By Diana Condolo
“Have you ever had that feeling-that you’d like to go to a whole different place and become a whole different self?”
― Haruki Murakami, The Wind-Up Bird Chronicle
After this overly long winter, I undeniably felt the need to shed my winter layers and my winter self, which has been cocooned up and semi-hibernating. As I entered the Wind-Up Bird Cafe for the media party, I exited winter and woke up to a creative and airy, spring-like world.
The name of this Toronto restaurant is taken from a novel by Japanese author Haruki Murakami. The decor of the café takes on themes from the novel. Birds swoop across the walls:
…and the tables:
The space is so fanciful that I found myself writing notes about the decor. Truthfully, I am stealing ideas for interior decorating tips for my home.
The musical accompaniment was serene in an event that engages and excites all the senses.
What I found is that Wind-Up Bird Cafe is a space that doesn’t simply provide food, but also nourishes ideas and engagement with its community.
Sang Kim spoke about his life as an entrepreneur and his passion. He is a staunch supporter of food literacy as well as cultural events. Wind-Up Bird Cafe will be having both types of events including book launches, author readings (I think my brunch club will happily become a dinner club for this!), cooking demonstrations, as well as social and environmental justice.
Yumiko Kobayashi is the chef and co-owner of Wind-Up Bird Cafe. Her inspiration for the menu came from both her friends and her mother. Since she has both vegetarian and meat eater friends, she wished to make a place where they both could come together and share a meal.
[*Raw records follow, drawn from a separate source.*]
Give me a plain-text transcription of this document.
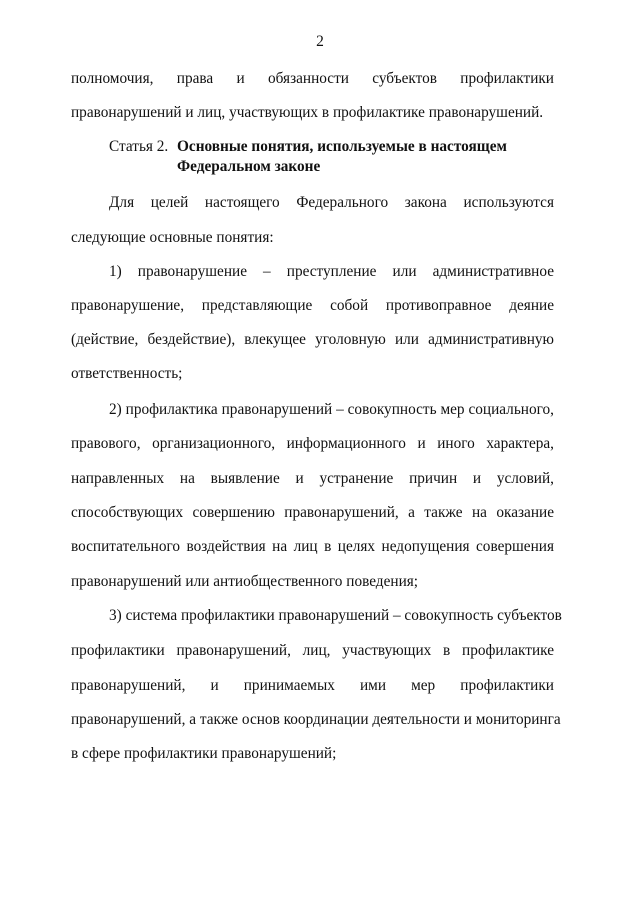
2
полномочия, права и обязанности субъектов профилактики
правонарушений и лиц, участвующих в профилактике правонарушений.
Статья 2. Основные понятия, используемые в настоящем
Федеральном законе
Для целей настоящего Федерального закона используются
следующие основные понятия:
1) правонарушение – преступление или административное
правонарушение, представляющие собой противоправное деяние
(действие, бездействие), влекущее уголовную или административную
ответственность;
2) профилактика правонарушений – совокупность мер социального,
правового, организационного, информационного и иного характера,
направленных на выявление и устранение причин и условий,
способствующих совершению правонарушений, а также на оказание
воспитательного воздействия на лиц в целях недопущения совершения
правонарушений или антиобщественного поведения;
3) система профилактики правонарушений – совокупность субъектов
профилактики правонарушений, лиц, участвующих в профилактике
правонарушений, и принимаемых ими мер профилактики
правонарушений, а также основ координации деятельности и мониторинга
в сфере профилактики правонарушений;
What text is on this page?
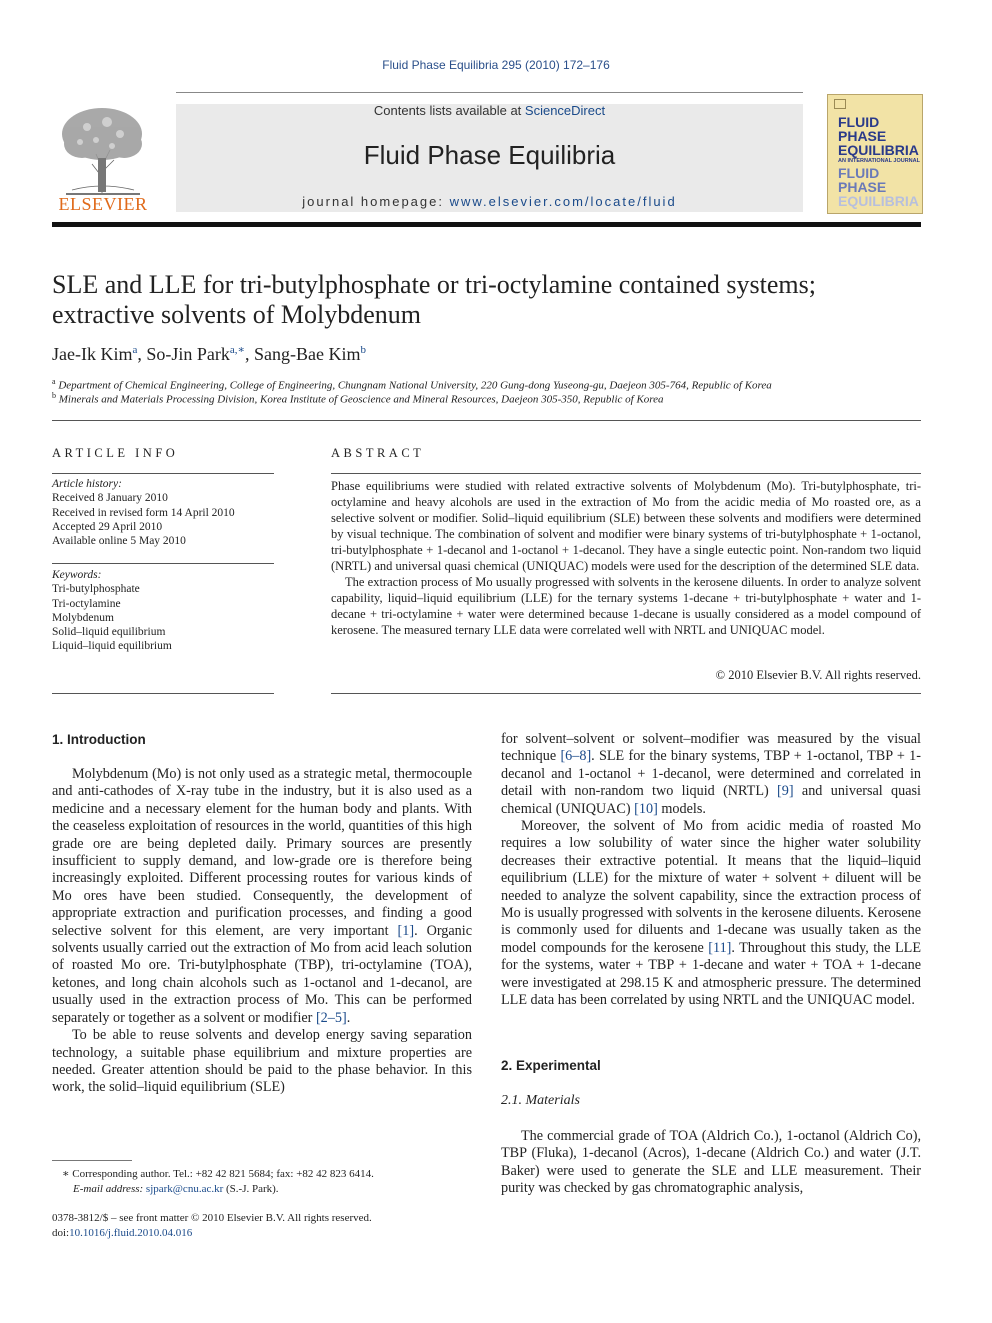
Fluid Phase Equilibria 295 (2010) 172–176
Contents lists available at ScienceDirect
Fluid Phase Equilibria
journal homepage: www.elsevier.com/locate/fluid
ELSEVIER
FLUID PHASE
EQUILIBRIA
AN INTERNATIONAL JOURNAL
FLUID PHASE
EQUILIBRIA
SLE and LLE for tri-butylphosphate or tri-octylamine contained systems;
extractive solvents of Molybdenum
Jae-Ik Kim$^a$, So-Jin Park$^{a,∗}$, Sang-Bae Kim$^b$
$^a$ Department of Chemical Engineering, College of Engineering, Chungnam National University, 220 Gung-dong Yuseong-gu, Daejeon 305-764, Republic of Korea
$^b$ Minerals and Materials Processing Division, Korea Institute of Geoscience and Mineral Resources, Daejeon 305-350, Republic of Korea
ARTICLE INFO
Article history:
Received 8 January 2010
Received in revised form 14 April 2010
Accepted 29 April 2010
Available online 5 May 2010
Keywords:
Tri-butylphosphate
Tri-octylamine
Molybdenum
Solid–liquid equilibrium
Liquid–liquid equilibrium
ABSTRACT

Phase equilibriums were studied with related extractive solvents of Molybdenum (Mo). Tri-butylphosphate, tri-octylamine and heavy alcohols are used in the extraction of Mo from the acidic media of Mo roasted ore, as a selective solvent or modifier. Solid–liquid equilibrium (SLE) between these solvents and modifiers were determined by visual technique. The combination of solvent and modifier were binary systems of tri-butylphosphate + 1-octanol, tri-butylphosphate + 1-decanol and 1-octanol + 1-decanol. They have a single eutectic point. Non-random two liquid (NRTL) and universal quasi chemical (UNIQUAC) models were used for the description of the determined SLE data.

The extraction process of Mo usually progressed with solvents in the kerosene diluents. In order to analyze solvent capability, liquid–liquid equilibrium (LLE) for the ternary systems 1-decane + tri-butylphosphate + water and 1-decane + tri-octylamine + water were determined because 1-decane is usually considered as a model compound of kerosene. The measured ternary LLE data were correlated well with NRTL and UNIQUAC model.

© 2010 Elsevier B.V. All rights reserved.
1. Introduction

Molybdenum (Mo) is not only used as a strategic metal, thermocouple and anti-cathodes of X-ray tube in the industry, but it is also used as a medicine and a necessary element for the human body and plants. With the ceaseless exploitation of resources in the world, quantities of this high grade ore are being depleted daily. Primary sources are presently insufficient to supply demand, and low-grade ore is therefore being increasingly exploited. Different processing routes for various kinds of Mo ores have been studied. Consequently, the development of appropriate extraction and purification processes, and finding a good selective solvent for this element, are very important [1]. Organic solvents usually carried out the extraction of Mo from acid leach solution of roasted Mo ore. Tri-butylphosphate (TBP), tri-octylamine (TOA), ketones, and long chain alcohols such as 1-octanol and 1-decanol, are usually used in the extraction process of Mo. This can be performed separately or together as a solvent or modifier [2–5].

To be able to reuse solvents and develop energy saving separation technology, a suitable phase equilibrium and mixture properties are needed. Greater attention should be paid to the phase behavior. In this work, the solid–liquid equilibrium (SLE)

for solvent–solvent or solvent–modifier was measured by the visual technique [6–8]. SLE for the binary systems, TBP + 1-octanol, TBP + 1-decanol and 1-octanol + 1-decanol, were determined and correlated in detail with non-random two liquid (NRTL) [9] and universal quasi chemical (UNIQUAC) [10] models.

Moreover, the solvent of Mo from acidic media of roasted Mo requires a low solubility of water since the higher water solubility decreases their extractive potential. It means that the liquid–liquid equilibrium (LLE) for the mixture of water + solvent + diluent will be needed to analyze the solvent capability, since the extraction process of Mo is usually progressed with solvents in the kerosene diluents. Kerosene is commonly used for diluents and 1-decane was usually taken as the model compounds for the kerosene [11]. Throughout this study, the LLE for the systems, water + TBP + 1-decane and water + TOA + 1-decane were investigated at 298.15 K and atmospheric pressure. The determined LLE data has been correlated by using NRTL and the UNIQUAC model.

2. Experimental
2.1. Materials

The commercial grade of TOA (Aldrich Co.), 1-octanol (Aldrich Co), TBP (Fluka), 1-decanol (Acros), 1-decane (Aldrich Co.) and water (J.T. Baker) were used to generate the SLE and LLE measurement. Their purity was checked by gas chromatographic analysis,

∗ Corresponding author. Tel.: +82 42 821 5684; fax: +82 42 823 6414.
E-mail address: sjpark@cnu.ac.kr (S.-J. Park).
0378-3812/$ – see front matter © 2010 Elsevier B.V. All rights reserved.
doi:10.1016/j.fluid.2010.04.016
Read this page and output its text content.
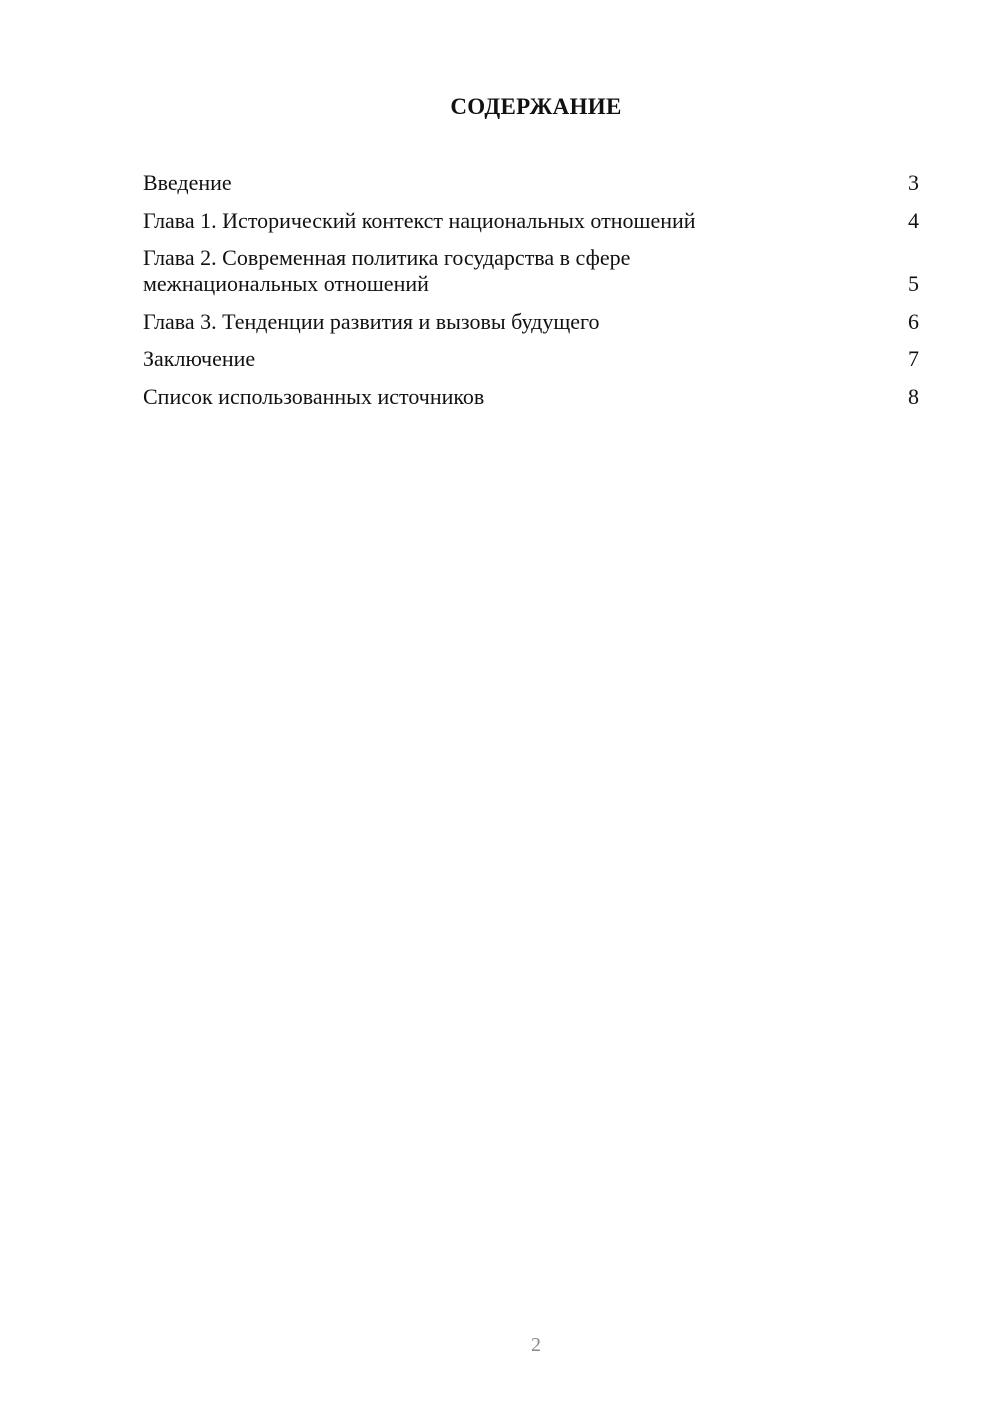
СОДЕРЖАНИЕ
Введение	3
Глава 1. Исторический контекст национальных отношений	4
Глава 2. Современная политика государства в сфере межнациональных отношений	5
Глава 3. Тенденции развития и вызовы будущего	6
Заключение	7
Список использованных источников	8
2
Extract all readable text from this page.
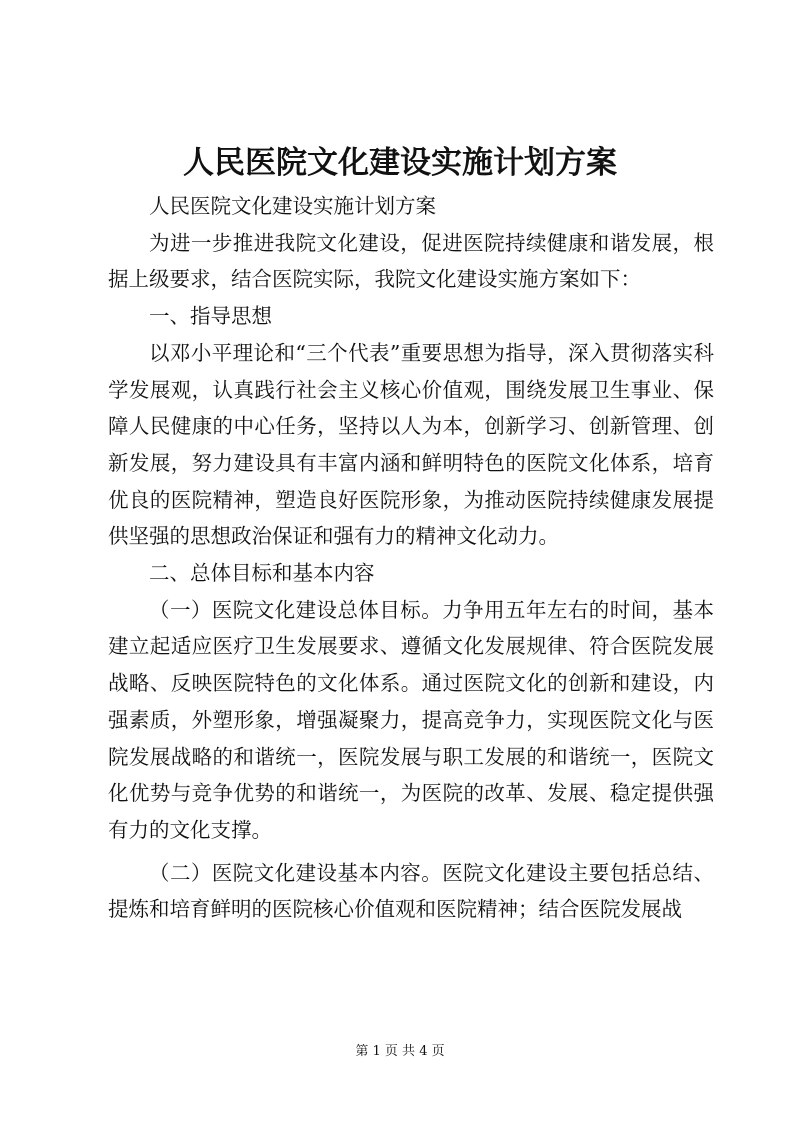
人民医院文化建设实施计划方案

人民医院文化建设实施计划方案

为进一步推进我院文化建设，促进医院持续健康和谐发展，根据上级要求，结合医院实际，我院文化建设实施方案如下：

一、指导思想

以邓小平理论和“三个代表”重要思想为指导，深入贯彻落实科学发展观，认真践行社会主义核心价值观，围绕发展卫生事业、保障人民健康的中心任务，坚持以人为本，创新学习、创新管理、创新发展，努力建设具有丰富内涵和鲜明特色的医院文化体系，培育优良的医院精神，塑造良好医院形象，为推动医院持续健康发展提供坚强的思想政治保证和强有力的精神文化动力。

二、总体目标和基本内容

（一）医院文化建设总体目标。力争用五年左右的时间，基本建立起适应医疗卫生发展要求、遵循文化发展规律、符合医院发展战略、反映医院特色的文化体系。通过医院文化的创新和建设，内强素质，外塑形象，增强凝聚力，提高竞争力，实现医院文化与医院发展战略的和谐统一，医院发展与职工发展的和谐统一，医院文化优势与竞争优势的和谐统一，为医院的改革、发展、稳定提供强有力的文化支撑。

（二）医院文化建设基本内容。医院文化建设主要包括总结、提炼和培育鲜明的医院核心价值观和医院精神；结合医院发展战

第 1 页 共 4 页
Her mother encouraged the eating of many vegetables and always included several times more veggies than meat. Nothing makes for a better meal than one that is inspired by the people you care for.
The media had a live cooking show as Proteen Queen demonstrated to Kiki how to cook tofu burgers. Proteen Queen, who is 16 years old, has been cooking ever since she remembers and her passion for cooking shows. She even has her own blog, Proteen Queen. There is nothing like kids teaching kids to cook. There is also nothing like watching kids teach kids how to cook. How would you describe the making tofu balls? Kiki says it is like making snow balls. (I’m sorry — aren’t we trying to escape winter?!)
Here is the Kid-Chen Confidential in action. This is when it started to smell really, really good.
After capping off the evening with a light and tangy mango cheesecake I felt like a whole different self (with acceding nod to the Chronicle).